I Want Nothing to Remain (Story by R.C. Peris)

There is this one dream. It repeats and repeats. Not every night. I’m in a car and a truck crashes into me. I am sliced through the torso. Clean through. I feel no pain. I begin to drift upwards. My intact body. I drift up and up into a cool night sky. I am looking down at my car and the truck. I think I can feel the light of a full moon pressing on me. Not warming me but illuminating me like a candle in the sky. It feels so peaceful to drift upward. I see the ambulance and they are removing the two pieces of my body. I try to scream but I keep floating upward. Wake up, Sara. Wake up. I realized that if I didn’t wake up I would die. My heart would stop. Wake up. And then I do.

Some days I wake up sad. I am always sad after the dream.

“What’s wrong?” It’s Stephen. He’s gripping my arm. “You’re shaking.”

“I’m so sad.” A tear slides down my right cheek.

Stephen says nothing. I don’t look at him. I sit up. I think of things I must do. I must go downstairs and make a list. I have to get on with things.
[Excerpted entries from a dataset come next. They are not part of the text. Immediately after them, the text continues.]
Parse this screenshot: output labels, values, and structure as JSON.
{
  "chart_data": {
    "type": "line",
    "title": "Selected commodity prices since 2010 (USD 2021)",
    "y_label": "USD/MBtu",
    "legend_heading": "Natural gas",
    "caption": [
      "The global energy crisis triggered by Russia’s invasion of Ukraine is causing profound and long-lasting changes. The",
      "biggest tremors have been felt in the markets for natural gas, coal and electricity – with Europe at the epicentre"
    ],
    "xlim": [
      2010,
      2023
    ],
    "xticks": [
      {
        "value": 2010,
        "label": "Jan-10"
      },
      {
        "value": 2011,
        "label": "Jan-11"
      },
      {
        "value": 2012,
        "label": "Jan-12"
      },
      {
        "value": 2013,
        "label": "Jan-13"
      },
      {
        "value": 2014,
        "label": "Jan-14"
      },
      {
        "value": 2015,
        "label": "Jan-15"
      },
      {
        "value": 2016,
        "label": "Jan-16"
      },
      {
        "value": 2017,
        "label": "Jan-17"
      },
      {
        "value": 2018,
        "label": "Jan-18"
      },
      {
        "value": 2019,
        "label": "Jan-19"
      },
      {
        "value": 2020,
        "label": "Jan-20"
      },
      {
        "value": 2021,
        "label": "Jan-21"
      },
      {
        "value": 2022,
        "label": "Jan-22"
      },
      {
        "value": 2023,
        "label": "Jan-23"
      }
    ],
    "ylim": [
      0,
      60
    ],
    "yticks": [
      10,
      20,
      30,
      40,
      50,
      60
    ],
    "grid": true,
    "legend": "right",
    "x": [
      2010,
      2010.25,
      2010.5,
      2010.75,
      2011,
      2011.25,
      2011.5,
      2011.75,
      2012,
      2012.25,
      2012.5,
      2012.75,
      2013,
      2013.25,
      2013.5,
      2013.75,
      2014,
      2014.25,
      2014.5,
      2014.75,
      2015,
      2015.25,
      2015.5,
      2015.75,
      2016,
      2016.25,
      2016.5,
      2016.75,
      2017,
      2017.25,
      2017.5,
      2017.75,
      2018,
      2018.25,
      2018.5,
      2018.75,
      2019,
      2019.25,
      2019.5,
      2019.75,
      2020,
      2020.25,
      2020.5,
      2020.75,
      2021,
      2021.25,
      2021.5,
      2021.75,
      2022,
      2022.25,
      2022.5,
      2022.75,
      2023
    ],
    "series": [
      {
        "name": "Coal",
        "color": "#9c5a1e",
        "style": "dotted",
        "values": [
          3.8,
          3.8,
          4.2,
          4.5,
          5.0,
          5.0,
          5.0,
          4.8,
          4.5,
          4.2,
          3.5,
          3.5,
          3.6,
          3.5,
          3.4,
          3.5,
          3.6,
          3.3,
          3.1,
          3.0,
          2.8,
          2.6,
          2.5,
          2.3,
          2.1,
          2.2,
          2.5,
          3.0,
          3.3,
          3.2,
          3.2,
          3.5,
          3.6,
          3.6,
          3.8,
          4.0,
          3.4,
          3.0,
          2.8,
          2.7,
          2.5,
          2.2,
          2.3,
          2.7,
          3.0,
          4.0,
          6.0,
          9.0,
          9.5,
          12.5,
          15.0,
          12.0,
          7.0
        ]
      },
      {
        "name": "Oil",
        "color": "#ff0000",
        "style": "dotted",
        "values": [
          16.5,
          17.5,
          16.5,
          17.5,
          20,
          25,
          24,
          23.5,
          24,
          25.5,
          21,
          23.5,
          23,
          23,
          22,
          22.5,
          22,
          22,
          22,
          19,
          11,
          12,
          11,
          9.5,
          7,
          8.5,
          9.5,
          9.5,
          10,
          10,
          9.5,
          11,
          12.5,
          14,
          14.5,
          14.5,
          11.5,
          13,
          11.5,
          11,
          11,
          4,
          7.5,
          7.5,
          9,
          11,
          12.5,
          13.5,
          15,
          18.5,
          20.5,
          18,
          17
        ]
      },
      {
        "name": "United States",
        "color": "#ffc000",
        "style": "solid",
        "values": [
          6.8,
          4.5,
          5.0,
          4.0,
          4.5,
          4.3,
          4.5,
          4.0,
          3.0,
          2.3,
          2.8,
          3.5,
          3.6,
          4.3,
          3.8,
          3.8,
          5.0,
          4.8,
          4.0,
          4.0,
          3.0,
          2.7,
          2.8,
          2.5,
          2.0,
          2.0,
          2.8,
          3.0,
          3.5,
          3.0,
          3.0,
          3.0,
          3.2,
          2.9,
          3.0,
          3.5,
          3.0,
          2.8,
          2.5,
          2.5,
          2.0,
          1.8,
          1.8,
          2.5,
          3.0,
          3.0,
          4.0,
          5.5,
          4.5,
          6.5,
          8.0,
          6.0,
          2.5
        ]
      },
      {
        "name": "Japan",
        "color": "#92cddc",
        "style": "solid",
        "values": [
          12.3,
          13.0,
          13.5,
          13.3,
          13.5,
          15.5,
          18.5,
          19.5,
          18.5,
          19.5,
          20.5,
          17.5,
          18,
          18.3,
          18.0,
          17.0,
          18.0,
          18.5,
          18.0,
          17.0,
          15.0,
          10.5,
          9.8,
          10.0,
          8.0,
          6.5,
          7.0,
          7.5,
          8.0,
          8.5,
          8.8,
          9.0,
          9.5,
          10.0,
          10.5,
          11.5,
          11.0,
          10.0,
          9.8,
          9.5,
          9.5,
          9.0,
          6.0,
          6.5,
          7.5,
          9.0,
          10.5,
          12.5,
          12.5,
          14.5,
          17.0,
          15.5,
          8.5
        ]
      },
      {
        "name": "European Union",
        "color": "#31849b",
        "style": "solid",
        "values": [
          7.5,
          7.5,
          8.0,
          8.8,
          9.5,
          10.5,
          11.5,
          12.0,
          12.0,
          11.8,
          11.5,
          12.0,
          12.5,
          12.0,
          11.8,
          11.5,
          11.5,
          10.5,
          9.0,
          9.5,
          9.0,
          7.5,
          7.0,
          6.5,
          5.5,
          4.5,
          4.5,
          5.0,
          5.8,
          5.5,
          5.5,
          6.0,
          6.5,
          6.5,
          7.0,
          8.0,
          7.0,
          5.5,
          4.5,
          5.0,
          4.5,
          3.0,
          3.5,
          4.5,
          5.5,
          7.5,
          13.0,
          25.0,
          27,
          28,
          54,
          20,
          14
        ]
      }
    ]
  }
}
“Are you alright?” It’s Stephen again.

“You should leave,” I say.

“Are you alright?” He repeats.

I look at him. I feel nothing. “When you leave, don’t come back.”

He looks surprised and then hurt. He doesn’t say anything. In our year together he has gotten accustomed to my moods, my distance, my lack of vulnerability. I want things to end. In the dream, I feel content drifting upwards – alone. My therapist is concerned about my isolation. Alienation, I corrected her. I feel unreal and disconnected. I do not want to be real and connected. I am fine with things. Dreaming death. Then the monumental struggle of waking up and getting on with things. I don’t want anyone around me. I want Stephen to be gone. I want to cancel therapy.

I will change. In my time. In my way. It’s inevitable. Everything changes. But for now, my heart is heavy with sadness and I must swallow pills and write a list for today. Just today. I can only think in 24-hour increments.

“I love you,” Stephen says. I am walking to the bathroom to shower.

“Be sure to take your things,” I say without looking back. “I want no trace of you.”

I think about that. When I die I want no trace of me. Seeing the ambulance removing my body parts from the crashed car made me angry. I wanted no pieces for anyone to collect. I want nothing to remain. I may not even be human.